At this point I came to the realization that I'd surely fucked something up, so a small retread could fix it. This is where I whipped out
my liveCD to rerun grub-install
. My liveCD was NOT a Gentoo one, so I decided it'd be safer to chroot into my new /
,
as my GRUB did come with the EFI USE flag by default. So after chrooting into my system with:
~ # mount /dev/sdb3 /mnt
~ # mount /dev/sdb2 /mnt/boot
~ # mount /dev/sdb1 /mnt/efi
~ # mount -t proc proc /mnt/proc
~ # mount -t sysfs sys /mnt/sys
~ # mount -o bind /dev /mnt/dev
~ # mount --bind /run /mnt/run
AND
~ # mount --bind /sys/firmware/efi/efivars /mnt/sys/firmware/efi/efivars
~ # chroot /mnt /bin/bash
It was finally time to try installing GRUB again, with grub-install --efi-directory=/efi --target=x86_64-efi
.
But before I talk about the results of this, a little something about my original plan:
As I mentioned earlier, the idea was to get rid of GRUB altogether as well, since I didn't feel like there was a point in keeping it around.
I really wanted to try out an EFI stub and signing that for secure-boot, since I've not done it before and it sounded like an interesting process.
However, after a few hours of research as well as trial and error with the migration, I felt it was a better idea to save that for another time.

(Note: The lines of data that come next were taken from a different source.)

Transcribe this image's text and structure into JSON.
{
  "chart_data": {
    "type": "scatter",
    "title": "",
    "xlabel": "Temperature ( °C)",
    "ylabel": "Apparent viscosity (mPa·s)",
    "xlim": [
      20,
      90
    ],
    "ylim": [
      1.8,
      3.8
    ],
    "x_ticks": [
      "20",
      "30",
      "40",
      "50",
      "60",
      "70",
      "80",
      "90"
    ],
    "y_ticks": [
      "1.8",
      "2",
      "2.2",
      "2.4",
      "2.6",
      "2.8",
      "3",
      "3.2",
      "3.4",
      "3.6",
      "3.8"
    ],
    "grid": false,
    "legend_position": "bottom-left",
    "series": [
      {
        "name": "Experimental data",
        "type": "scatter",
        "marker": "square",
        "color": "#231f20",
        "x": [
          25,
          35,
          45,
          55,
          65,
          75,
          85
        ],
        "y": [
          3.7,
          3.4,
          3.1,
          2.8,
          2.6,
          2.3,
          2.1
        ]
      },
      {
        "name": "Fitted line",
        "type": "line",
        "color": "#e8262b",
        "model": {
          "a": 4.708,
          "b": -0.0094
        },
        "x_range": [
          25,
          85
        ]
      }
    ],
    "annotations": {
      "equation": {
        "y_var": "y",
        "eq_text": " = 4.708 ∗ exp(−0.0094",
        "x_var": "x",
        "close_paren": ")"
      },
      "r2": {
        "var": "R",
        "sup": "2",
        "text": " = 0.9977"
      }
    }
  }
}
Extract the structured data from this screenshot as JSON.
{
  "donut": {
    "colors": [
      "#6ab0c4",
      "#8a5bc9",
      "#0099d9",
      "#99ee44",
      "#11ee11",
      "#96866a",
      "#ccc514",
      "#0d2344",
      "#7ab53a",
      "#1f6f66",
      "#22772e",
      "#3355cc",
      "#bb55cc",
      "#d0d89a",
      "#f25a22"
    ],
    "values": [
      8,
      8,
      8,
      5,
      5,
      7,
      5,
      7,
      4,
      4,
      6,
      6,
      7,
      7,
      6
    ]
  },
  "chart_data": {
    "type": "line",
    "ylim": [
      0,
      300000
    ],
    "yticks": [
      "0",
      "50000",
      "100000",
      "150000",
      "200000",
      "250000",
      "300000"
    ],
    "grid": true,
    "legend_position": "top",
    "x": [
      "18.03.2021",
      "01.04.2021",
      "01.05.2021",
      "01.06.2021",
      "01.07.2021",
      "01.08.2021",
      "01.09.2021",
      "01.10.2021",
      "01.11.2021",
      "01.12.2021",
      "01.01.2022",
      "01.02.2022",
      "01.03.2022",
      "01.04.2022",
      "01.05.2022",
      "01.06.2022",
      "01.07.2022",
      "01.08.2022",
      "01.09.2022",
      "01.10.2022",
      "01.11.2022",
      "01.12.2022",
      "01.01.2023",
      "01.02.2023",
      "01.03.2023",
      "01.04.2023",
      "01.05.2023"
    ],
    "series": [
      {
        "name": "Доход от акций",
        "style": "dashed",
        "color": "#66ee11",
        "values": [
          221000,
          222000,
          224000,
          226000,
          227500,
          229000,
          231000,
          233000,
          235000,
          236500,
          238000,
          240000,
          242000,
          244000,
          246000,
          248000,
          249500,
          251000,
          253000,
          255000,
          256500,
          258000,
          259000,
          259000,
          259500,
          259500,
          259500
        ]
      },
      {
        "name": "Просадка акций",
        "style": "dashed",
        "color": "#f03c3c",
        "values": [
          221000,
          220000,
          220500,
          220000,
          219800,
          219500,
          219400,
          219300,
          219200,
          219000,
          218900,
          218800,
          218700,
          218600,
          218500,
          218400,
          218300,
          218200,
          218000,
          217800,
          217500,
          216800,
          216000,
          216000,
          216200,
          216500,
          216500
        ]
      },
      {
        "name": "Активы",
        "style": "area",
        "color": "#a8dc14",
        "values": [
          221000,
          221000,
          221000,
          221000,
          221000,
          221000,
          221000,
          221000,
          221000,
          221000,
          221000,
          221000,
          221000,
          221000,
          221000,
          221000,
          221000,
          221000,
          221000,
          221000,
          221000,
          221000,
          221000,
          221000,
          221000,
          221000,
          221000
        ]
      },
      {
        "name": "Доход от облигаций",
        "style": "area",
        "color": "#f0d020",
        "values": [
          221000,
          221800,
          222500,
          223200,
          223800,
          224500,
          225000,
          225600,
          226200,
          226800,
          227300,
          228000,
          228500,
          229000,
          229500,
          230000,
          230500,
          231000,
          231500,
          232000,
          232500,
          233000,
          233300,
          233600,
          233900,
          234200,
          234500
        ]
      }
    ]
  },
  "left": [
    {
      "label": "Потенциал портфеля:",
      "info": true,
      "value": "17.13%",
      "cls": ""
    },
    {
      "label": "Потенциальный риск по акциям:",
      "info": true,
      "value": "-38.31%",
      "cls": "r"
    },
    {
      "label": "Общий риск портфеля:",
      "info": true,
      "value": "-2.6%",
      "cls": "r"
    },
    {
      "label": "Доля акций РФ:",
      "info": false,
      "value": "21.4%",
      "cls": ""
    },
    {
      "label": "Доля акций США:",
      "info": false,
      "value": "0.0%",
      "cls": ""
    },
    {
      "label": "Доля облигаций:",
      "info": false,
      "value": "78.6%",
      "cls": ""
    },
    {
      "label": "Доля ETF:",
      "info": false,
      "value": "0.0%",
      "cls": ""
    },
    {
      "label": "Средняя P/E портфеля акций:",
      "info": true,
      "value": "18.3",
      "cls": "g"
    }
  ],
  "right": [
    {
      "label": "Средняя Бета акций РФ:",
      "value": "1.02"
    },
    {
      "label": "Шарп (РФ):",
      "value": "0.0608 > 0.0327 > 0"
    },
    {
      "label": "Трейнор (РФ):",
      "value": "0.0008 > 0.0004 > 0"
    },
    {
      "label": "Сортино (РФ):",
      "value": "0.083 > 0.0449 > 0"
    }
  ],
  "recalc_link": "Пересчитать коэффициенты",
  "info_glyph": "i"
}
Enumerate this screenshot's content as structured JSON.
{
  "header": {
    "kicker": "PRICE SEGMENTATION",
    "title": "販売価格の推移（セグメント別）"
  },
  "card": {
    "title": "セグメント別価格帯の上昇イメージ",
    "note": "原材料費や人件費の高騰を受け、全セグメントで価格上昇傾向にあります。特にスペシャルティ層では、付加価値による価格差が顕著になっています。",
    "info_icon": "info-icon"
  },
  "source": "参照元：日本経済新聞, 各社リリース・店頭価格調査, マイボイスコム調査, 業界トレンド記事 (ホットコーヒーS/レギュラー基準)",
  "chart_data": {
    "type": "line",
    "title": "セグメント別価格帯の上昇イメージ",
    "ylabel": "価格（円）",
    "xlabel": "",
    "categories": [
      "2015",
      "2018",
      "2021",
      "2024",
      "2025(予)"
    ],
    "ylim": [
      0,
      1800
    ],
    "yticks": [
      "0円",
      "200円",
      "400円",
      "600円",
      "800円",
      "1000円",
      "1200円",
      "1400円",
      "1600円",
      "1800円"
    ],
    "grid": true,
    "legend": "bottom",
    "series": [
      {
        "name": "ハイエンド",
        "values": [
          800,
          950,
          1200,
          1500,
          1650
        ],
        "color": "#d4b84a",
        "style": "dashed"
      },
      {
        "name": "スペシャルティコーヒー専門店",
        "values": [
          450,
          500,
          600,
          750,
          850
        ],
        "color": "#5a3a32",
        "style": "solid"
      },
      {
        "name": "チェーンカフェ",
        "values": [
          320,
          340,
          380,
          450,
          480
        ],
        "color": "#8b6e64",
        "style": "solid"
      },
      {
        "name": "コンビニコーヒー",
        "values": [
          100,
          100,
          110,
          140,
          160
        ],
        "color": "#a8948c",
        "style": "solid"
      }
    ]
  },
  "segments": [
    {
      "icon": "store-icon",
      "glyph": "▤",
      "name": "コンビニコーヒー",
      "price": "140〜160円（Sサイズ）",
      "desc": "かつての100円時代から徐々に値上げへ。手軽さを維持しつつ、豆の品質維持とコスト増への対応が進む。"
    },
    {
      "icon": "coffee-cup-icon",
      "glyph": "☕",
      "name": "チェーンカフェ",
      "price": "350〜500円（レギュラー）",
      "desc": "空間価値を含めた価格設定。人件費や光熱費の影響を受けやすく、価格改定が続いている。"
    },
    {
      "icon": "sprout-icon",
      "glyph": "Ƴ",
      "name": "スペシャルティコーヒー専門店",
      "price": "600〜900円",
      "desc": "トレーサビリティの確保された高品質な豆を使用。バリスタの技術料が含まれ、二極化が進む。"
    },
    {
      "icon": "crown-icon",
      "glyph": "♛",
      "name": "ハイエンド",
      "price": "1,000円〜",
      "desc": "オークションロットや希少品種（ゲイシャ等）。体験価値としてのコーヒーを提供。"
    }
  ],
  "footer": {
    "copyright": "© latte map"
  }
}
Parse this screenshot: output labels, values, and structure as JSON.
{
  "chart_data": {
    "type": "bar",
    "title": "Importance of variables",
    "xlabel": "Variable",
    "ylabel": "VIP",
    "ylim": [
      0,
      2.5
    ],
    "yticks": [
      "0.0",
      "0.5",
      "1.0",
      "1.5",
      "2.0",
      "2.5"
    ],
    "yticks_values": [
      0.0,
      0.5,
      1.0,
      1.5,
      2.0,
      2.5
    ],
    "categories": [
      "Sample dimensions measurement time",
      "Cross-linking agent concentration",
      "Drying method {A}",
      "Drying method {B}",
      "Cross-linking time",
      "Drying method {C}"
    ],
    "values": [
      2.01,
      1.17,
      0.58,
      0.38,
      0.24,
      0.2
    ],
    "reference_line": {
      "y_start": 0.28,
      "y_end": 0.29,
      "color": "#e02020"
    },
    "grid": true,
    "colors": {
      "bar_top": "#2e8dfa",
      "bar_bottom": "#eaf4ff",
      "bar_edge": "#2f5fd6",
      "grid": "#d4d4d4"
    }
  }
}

AAAAAAND we're back. No errors this time, so I unmounted everything, happily kissed my liveCD goodbye and rebooted my system yet again. And what
do you know, it actually worked this time. Sort of. It seems ext4 DID NOT like the new NVME drive, so it started
complaining about bad superblocks. In addition, silly me had added /dev/sdb1
's fstab entry as 'ext4' which is not
what you want your ESP to be mounted as (so I hear). So after quickly fixing that oopsie, it was time to tackle the more concerning
issue, filesystem corruption (or is it?). It wasn't time to retire my liveCD yet so I booted into it one last time to e2fsck
the poor thing, which seemed to do the job. After rebooting one last time, the error showed up again, so I plugged my liveCD to run a
check ONE LAST TIME, and after that seemed to find absolutely nothing wrong with it this time around, I decided this would be my last reboot
(for real this time), and if the problem persisted I'd install everything from scratch. Lucky for me, that seemed to be it, no more complaining.
I let out a sigh of relief as my odyssey was now done and I could use my lightning fast system, which wasn't actually that much faster that my
old system, but hey. At least I'm future-proofed for X years now, right?"